Hackers managed to infiltrate and shut down an enormous tunnel system in Israel last month, causing massive traffic jams for eight hours, according to the AP. Though their sources indicate that the attack didn't come from a state actor, this first strike opens up a whole new world of cyber warfare.
The attack against the Carmel Tunnels on September 8th actually came in two waves, according to the report. The hackers targeted the Tunnels' camera system which put the roadway into an immediate lockdown mode, shutting it down for twenty minutes. The next day the attackers managed to break in for even longer during the heavy morning rush hour, shutting the entire system for eight hours:
The expert said investigators believe the attack was the work of unknown, sophisticated hackers, similar to the Anonymous hacking group that led attacks on Israeli websites in April. He said investigators determined it was not sophisticated enough to be the work of an enemy government like Iran.

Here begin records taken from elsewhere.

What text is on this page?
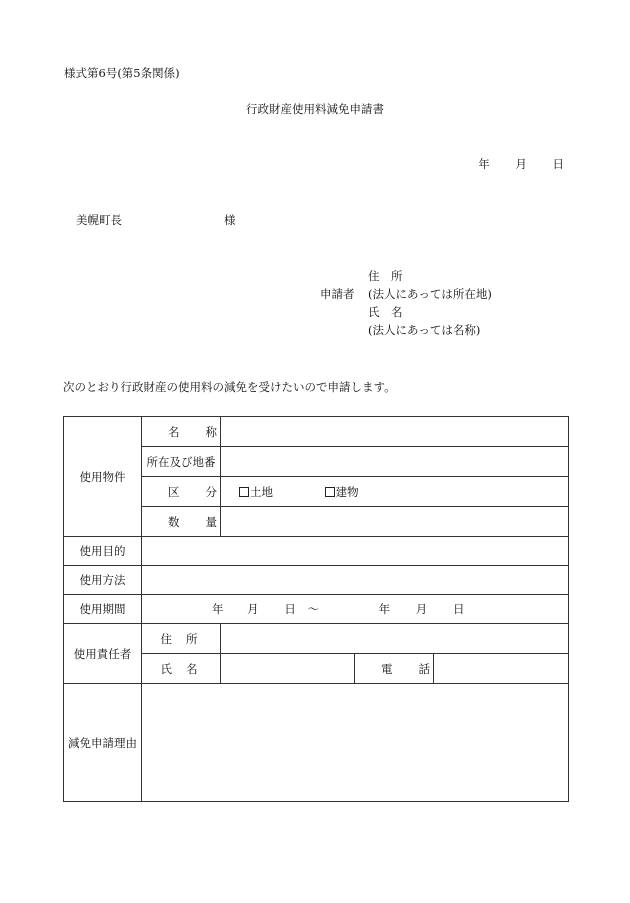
様式第6号(第5条関係)
行政財産使用料減免申請書
年 月 日
美幌町長	様
住　所
申請者	(法人にあっては所在地)
氏　名
(法人にあっては名称)
次のとおり行政財産の使用料の減免を受けたいので申請します。
使用物件	名称			
	所在及び地番			
	区分	土地 建物		
	数量			
使用目的				
使用方法				
使用期間	年 月 日 ～ 年 月 日			
使用責任者	住所			
	氏名		電話	
減免申請理由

The expert said Israel's National Cyber Bureau, a two-year-old classified body that reports to the prime minister, was aware of the incident. The bureau declined comment, while Carmelton, the company that oversees the toll road, blamed a "communication glitch" for the mishap.
As the Carmel Tunnels are a main artery through the heart of the Israeli city of Haifa, an enormous amount of traffic ensued. Perhaps more alarming, the city had apparently planned to turn the massive tunnel system into a public shelter in case of emergency.
We've seen cyberwarfare before, most famously by the United States and Israel in the form of their combined virus Stuxnet, most attacks have been on military targets. In cases where attacks on the physical world have come against civilians, they've come against large multi-national conglomerates like Saudi Aramco that serve strategic needs.